The building served as the Post Office from 1910 until 1976. Subsequently, it was acquired by Brown County, and with collaborative efforts from the county and the City of New Ulm, the structure was renovated to become a museum for the Brown County Historical Society. The historical society officially relocated to the building in 1984.

==Structure==
The original exterior design and construction of the building are singularly unique. The structure is of alternating course of deep red tough brick and grey-white terra cotta stone, a manufactured concrete stone. Below the first floor, the exterior walls are of brick and granite to the ground level. Overall measurements of the structure are: 72' 5" long, 55' wide, total height 59'.

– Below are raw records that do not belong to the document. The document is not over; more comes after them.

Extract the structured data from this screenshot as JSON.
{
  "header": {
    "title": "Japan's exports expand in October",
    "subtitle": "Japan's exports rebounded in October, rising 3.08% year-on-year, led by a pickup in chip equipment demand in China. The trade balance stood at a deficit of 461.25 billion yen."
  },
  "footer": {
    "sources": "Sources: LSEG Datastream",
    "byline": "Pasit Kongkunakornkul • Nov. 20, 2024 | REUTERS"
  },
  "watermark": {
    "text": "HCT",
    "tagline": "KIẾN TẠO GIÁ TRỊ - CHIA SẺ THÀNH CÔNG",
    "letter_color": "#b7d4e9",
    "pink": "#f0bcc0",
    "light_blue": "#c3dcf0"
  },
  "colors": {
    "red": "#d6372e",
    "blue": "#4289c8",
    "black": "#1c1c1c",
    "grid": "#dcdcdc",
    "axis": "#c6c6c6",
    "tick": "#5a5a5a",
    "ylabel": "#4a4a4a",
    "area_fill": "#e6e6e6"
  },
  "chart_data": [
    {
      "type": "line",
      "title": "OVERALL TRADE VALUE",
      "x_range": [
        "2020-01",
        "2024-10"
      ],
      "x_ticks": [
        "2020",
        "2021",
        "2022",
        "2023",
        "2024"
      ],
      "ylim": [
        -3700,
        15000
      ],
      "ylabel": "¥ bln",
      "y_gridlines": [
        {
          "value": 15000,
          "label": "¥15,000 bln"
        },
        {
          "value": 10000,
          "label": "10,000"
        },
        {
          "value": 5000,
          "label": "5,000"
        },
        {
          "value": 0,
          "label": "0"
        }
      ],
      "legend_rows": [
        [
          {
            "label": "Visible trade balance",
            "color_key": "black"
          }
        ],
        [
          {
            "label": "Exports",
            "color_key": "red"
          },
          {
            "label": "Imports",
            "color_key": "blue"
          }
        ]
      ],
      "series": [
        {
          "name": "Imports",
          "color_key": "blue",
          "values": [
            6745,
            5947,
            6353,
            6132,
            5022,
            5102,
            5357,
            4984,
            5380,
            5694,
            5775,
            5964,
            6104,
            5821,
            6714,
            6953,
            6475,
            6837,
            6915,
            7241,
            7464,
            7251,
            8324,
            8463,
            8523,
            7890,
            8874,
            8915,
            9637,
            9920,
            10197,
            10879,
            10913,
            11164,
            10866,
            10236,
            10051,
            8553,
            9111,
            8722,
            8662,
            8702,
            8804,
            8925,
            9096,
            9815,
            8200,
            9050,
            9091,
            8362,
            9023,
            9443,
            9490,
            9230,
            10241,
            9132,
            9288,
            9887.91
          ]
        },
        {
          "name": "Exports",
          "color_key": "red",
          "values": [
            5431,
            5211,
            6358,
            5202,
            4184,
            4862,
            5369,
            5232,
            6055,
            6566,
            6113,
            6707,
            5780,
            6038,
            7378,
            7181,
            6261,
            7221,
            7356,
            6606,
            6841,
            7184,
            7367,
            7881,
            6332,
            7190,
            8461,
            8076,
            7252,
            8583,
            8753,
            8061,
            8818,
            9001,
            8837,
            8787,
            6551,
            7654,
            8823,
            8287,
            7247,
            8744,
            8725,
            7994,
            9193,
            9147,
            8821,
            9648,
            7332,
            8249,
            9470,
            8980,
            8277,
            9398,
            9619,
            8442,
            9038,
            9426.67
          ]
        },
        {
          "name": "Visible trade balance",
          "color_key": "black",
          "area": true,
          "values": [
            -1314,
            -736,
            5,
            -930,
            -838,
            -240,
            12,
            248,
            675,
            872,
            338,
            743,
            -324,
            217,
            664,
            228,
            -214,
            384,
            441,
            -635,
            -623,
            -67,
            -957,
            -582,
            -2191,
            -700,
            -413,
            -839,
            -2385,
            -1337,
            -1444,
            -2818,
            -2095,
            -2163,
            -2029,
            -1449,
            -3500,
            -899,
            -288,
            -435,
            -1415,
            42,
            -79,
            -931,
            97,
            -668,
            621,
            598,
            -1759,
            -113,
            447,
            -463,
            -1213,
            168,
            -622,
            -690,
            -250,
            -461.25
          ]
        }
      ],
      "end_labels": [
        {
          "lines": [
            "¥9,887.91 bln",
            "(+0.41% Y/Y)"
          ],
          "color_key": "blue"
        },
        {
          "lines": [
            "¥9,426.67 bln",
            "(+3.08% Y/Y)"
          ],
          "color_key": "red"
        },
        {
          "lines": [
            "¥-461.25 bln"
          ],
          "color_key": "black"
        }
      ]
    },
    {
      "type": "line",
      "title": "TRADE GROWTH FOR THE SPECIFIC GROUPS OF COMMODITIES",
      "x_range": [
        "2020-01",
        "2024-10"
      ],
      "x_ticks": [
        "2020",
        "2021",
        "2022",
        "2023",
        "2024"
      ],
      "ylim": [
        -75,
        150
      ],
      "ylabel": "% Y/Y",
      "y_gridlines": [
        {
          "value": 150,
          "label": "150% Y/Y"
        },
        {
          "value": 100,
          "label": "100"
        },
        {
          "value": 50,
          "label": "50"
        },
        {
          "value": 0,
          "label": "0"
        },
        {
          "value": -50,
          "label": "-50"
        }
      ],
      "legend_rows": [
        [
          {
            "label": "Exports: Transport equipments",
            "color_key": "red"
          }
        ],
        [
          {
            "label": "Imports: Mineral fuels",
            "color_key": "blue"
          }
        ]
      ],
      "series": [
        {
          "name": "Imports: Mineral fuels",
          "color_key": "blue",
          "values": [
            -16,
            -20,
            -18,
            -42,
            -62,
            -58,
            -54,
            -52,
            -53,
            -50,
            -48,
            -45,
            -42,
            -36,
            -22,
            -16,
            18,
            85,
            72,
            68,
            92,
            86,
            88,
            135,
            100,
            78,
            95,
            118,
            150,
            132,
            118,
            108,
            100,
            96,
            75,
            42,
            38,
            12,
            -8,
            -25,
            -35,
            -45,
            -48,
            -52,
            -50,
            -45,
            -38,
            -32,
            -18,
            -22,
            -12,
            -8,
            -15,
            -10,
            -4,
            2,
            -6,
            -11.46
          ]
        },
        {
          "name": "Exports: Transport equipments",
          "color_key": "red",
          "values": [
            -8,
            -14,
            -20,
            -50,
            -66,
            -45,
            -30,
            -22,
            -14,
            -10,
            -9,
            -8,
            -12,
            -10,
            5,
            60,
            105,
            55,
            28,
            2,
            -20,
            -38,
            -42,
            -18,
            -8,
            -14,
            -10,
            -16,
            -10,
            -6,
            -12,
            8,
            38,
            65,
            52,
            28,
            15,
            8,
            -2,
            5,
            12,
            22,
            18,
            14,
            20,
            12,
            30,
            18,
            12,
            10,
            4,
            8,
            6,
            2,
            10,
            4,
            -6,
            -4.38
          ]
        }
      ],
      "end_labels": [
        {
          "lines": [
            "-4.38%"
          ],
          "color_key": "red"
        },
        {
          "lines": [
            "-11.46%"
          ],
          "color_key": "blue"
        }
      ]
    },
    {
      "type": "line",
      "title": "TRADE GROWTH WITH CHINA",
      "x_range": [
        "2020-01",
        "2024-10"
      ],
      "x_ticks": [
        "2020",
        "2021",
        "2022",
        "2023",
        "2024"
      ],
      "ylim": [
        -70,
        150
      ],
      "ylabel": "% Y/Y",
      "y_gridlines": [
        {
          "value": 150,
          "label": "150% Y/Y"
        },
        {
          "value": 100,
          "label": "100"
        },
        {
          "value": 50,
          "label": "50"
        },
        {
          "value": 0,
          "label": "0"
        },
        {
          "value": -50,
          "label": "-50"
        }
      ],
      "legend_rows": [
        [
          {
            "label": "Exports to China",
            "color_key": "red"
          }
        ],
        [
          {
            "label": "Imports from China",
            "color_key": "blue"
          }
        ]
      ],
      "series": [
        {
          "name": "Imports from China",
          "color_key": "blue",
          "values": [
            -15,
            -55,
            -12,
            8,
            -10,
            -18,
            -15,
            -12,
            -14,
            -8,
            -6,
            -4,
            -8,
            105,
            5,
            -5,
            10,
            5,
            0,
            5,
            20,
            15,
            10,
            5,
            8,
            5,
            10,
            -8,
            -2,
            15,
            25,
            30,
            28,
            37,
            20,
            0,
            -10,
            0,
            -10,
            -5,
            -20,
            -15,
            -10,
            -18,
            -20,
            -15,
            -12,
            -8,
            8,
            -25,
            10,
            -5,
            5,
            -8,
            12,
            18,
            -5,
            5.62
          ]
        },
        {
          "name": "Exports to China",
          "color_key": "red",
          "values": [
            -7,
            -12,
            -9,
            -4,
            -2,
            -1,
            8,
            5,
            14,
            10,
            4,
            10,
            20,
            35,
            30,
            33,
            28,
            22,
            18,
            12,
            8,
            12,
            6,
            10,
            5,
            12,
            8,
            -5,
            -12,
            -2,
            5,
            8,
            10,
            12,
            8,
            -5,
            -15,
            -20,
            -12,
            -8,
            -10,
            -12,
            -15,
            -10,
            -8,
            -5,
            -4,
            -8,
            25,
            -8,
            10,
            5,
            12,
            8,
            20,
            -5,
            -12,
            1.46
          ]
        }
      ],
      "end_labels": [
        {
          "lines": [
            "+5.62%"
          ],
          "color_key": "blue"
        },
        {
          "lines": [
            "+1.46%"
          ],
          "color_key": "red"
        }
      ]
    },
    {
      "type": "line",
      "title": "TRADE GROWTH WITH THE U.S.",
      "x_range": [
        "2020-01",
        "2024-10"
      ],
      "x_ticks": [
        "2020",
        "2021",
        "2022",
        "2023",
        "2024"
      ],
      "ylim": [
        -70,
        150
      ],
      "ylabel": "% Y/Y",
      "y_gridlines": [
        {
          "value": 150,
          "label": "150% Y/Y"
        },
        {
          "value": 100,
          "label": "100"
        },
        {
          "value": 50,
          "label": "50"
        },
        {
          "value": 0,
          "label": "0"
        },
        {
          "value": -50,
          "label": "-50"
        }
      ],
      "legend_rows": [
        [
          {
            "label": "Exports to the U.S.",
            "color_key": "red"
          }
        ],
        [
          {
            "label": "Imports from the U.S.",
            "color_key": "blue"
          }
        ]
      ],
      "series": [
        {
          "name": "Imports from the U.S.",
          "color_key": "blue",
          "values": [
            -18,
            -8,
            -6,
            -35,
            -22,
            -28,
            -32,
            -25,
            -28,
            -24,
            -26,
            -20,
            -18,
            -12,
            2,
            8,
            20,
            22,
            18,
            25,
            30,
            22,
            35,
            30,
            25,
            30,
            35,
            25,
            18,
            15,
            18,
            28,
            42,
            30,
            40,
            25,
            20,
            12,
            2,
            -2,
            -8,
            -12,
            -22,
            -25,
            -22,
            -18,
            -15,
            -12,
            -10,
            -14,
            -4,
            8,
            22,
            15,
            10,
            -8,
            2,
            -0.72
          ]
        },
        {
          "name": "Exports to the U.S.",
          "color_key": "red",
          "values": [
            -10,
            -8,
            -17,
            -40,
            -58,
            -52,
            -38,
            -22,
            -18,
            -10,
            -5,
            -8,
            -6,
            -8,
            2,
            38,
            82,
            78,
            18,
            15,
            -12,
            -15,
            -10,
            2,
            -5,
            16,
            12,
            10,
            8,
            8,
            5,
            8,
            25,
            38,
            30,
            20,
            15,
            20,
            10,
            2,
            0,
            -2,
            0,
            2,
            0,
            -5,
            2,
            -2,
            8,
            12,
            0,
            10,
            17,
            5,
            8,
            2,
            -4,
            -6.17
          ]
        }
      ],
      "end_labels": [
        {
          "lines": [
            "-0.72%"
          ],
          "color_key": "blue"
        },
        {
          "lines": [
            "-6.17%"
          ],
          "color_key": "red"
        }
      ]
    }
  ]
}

The building features a grand main entrance facing south on Center Street with a Doric pediment, cornice, and squared columns. Additionally, there is a western entrance on Broadway. The structure stands at one and a half stories high, with a steep slate roof adorned with end gables, stepped-up windows, and decorative gables showcasing Renaissance design elements influenced by German Renaissance and Baroque styles.

The unique character of this building results primarily from the unusually steep roof, flanked by the stepped gable and dormer ends. It lacks grace and refinement yet is brutally dramatic.